Retrieve comment from specific XML node in Python

ghz 17hours ago ⋅ 2 views

I have the following "example.xml" file

<?xml version="1.0" encoding="UTF-8"?>
<root>
  <tag1>
  <tag2>tag2<!-- comment = “this is the tag1 comment”--></tag2>
    <tag3>
        <tag4>tag4<!-- comment = “this is the tag4 comment”--></tag4>
    </tag3>
  </tag1>
</root>

I'd like to retrieve the comment to a specific node. For now, I'm only able to retrieve all comments from the file, using the following

from lxml import etree

tree = etree.parse("example.xml")
comments = tree.xpath('//comment()')
print(comments)

As expected, this returns all the above comments from the file in a list:

[<!-- comment = \u201cthis is the tag1 comment\u201d-->, <!-- comment = \u201cthis is the tag4 comment\u201d-->]

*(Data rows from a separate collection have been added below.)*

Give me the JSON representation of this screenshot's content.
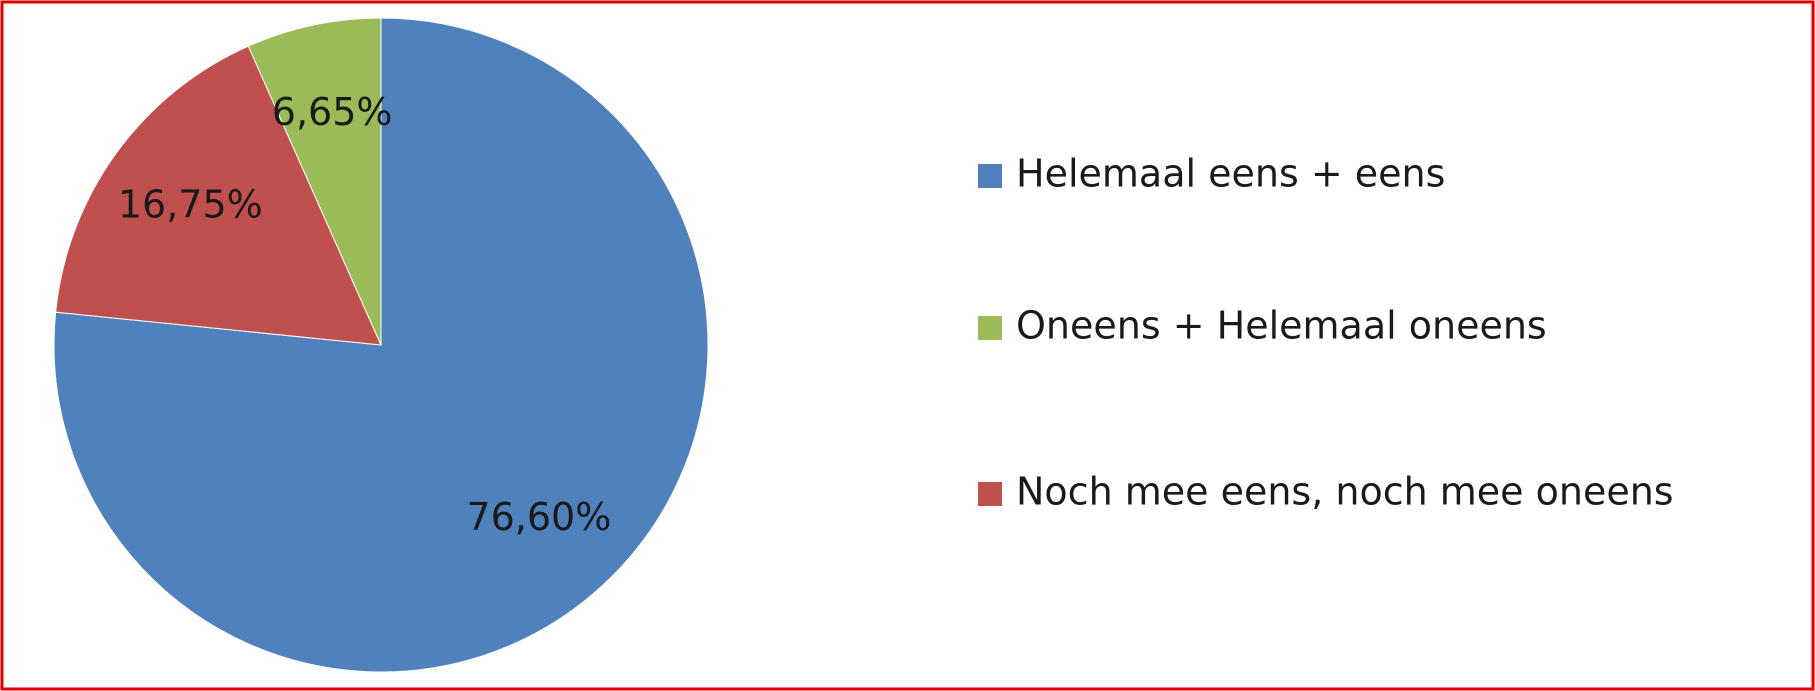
{
  "chart_data": {
    "type": "pie",
    "categories": [
      "Helemaal eens + eens",
      "Oneens + Helemaal oneens",
      "Noch mee eens, noch mee oneens"
    ],
    "values": [
      76.6,
      6.65,
      16.75
    ],
    "value_labels": [
      "76,60%",
      "6,65%",
      "16,75%"
    ],
    "colors": [
      "#4f81bd",
      "#9bbb59",
      "#c0504d"
    ],
    "legend": "right"
  }
}
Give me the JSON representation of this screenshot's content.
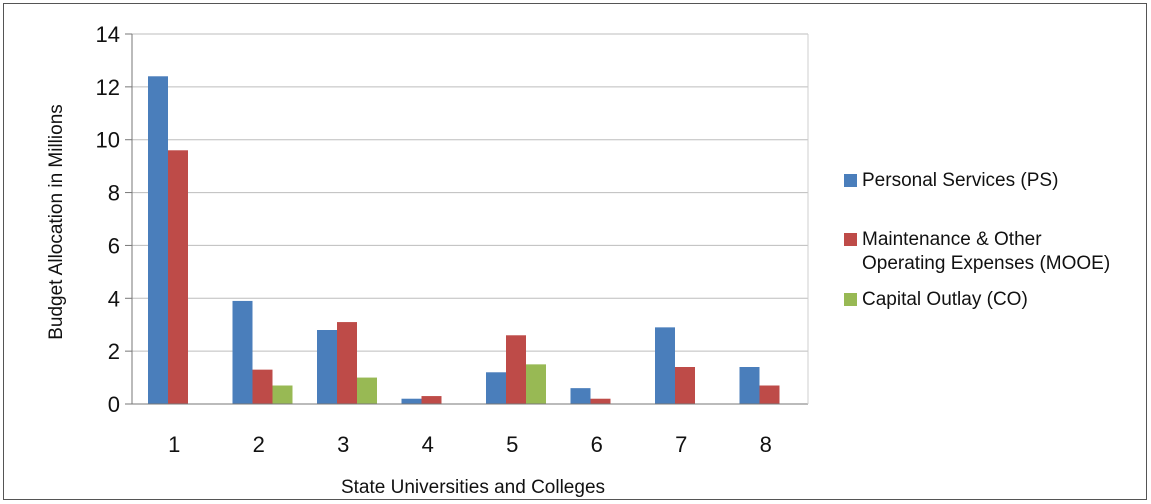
{
  "chart_data": {
    "type": "bar",
    "categories": [
      "1",
      "2",
      "3",
      "4",
      "5",
      "6",
      "7",
      "8"
    ],
    "series": [
      {
        "name": "Personal Services (PS)",
        "color": "#4a7ebb",
        "values": [
          12.4,
          3.9,
          2.8,
          0.2,
          1.2,
          0.6,
          2.9,
          1.4
        ]
      },
      {
        "name": "Maintenance & Other Operating Expenses (MOOE)",
        "name_lines": [
          "Maintenance & Other",
          "Operating Expenses (MOOE)"
        ],
        "color": "#be4b48",
        "values": [
          9.6,
          1.3,
          3.1,
          0.3,
          2.6,
          0.2,
          1.4,
          0.7
        ]
      },
      {
        "name": "Capital Outlay (CO)",
        "color": "#98b954",
        "values": [
          0,
          0.7,
          1.0,
          0,
          1.5,
          0,
          0,
          0
        ]
      }
    ],
    "y_ticks": [
      "0",
      "2",
      "4",
      "6",
      "8",
      "10",
      "12",
      "14"
    ],
    "ylim": [
      0,
      14
    ],
    "xlabel": "State Universities and Colleges",
    "ylabel": "Budget Allocation in Millions",
    "grid": true,
    "legend_position": "right"
  }
}
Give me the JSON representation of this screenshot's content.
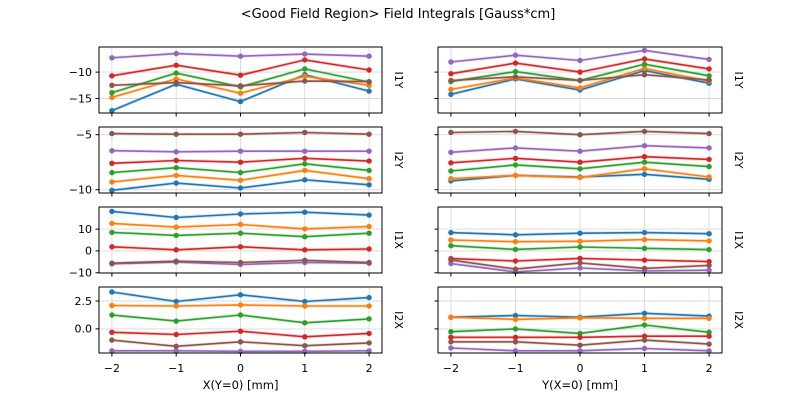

However, how and where do I explicitly specify the node to which I want to retrieve its comment? For example, how can I specify somewhere tag2 to only return <!-- comment = \u201cthis is the tag4 comment\u201d-->

EDIT

I have a use case where I need to iterate over each node of the XML file. If the iterator comes to a node that has more than one child with a comment, it returns all the comments of its children. For example, consider the following "example2.xml" file:

<?xml version="1.0" encoding="UTF-8"?>
<root>
    <tag1>
    <tag2>
      <tag3>tag3<!-- comment = “this is the tag3 comment”--></tag3>
      <tag4>tag4<!-- comment = “this is the tag4 comment”--></tag4>
    </tag2>
  </tag1>
  <tag1>
    <tag2>
      <tag3>tag3<!-- comment = “this is the tag3 comment”--></tag3>
      <tag4>tag4<!-- comment = “this is the tag4 comment”--></tag4>
    </tag2>
  </tag1>
</root>

If I follow the same steps as above, when the loop iterates at tag1/tag2, it returns all of the comments for tag3 and tag4.

I.e.:

from lxml import etree

tree = etree.parse("example2.xml")
comments = tree.xpath('tag1[1]/tag2//comment()')
print(comments)

returns

[<!-- comment = \u201cthis is the tag3 comment\u201d-->, <!-- comment = \u201cthis is the tag4 comment\u201d-->]

My two questions are therefore:

  1. How can I just return the comment of the direct node rather than including any of its children?
  2. As the result is returned in the form of a list, how can I retrieve the value/text of the comment from said list?

Answer

To address your questions:

1. Retrieving a Comment for a Specific Node Only (Directly)

When using XPath, you can specify the path to the specific node and then retrieve the immediate comment for that node by using the following-sibling::comment() axis. Here's how:

from lxml import etree

tree = etree.parse("example.xml")

# Retrieve the comment for tag2 directly
comment = tree.xpath('//tag2/following-sibling::comment()')
print(comment)  # Outputs: [<!-- comment = “this is the tag1 comment”-->]

2. Retrieving Comments Without Including Children

To retrieve comments for just a specific level (i.e., exclude nested comments), you can use the xpath axis child:: to limit the scope to only direct children of the node in question.

For example, consider retrieving comments for tag2 in example2.xml:

from lxml import etree

tree = etree.parse("example2.xml")

# Retrieve direct comments of tag2 under the first tag1
comments = tree.xpath('//tag1[1]/tag2/following-sibling::comment()')
print(comments)  # Outputs: List of comments

3. Extracting the Text of Comments

The result of xpath is a list of Comment objects. To extract their text content, you can use .text on each comment in the list:

# Extract and print the text of each comment
comment_texts = [comment.text for comment in comments]
print(comment_texts)

Use Case Example

Here is how you can retrieve comments while iterating over nodes, ensuring only direct comments of the node are included:

from lxml import etree

tree = etree.parse("example2.xml")

# Iterate over tag2 nodes and retrieve their direct comments
tag2_nodes = tree.xpath('//tag2')
for tag2 in tag2_nodes:
    comments = tag2.xpath('following-sibling::comment()')
    comment_texts = [comment.text for comment in comments]
    print(f"Comments for node {tag2.tag}: {comment_texts}")

Output Example

For the example2.xml, the above code will output:

Comments for node tag2: ['comment = “this is the tag3 comment”', 'comment = “this is the tag4 comment”']
Comments for node tag2: ['comment = “this is the tag3 comment”', 'comment = “this is the tag4 comment”']

Key Insights:

  1. Use following-sibling::comment() or similar axis expressions to target specific comments directly associated with a node.
  2. Use .text to extract the text value from comment nodes returned by xpath.
  3. Carefully construct your xpath to limit the scope to direct children or specific nodes, avoiding unwanted nested results.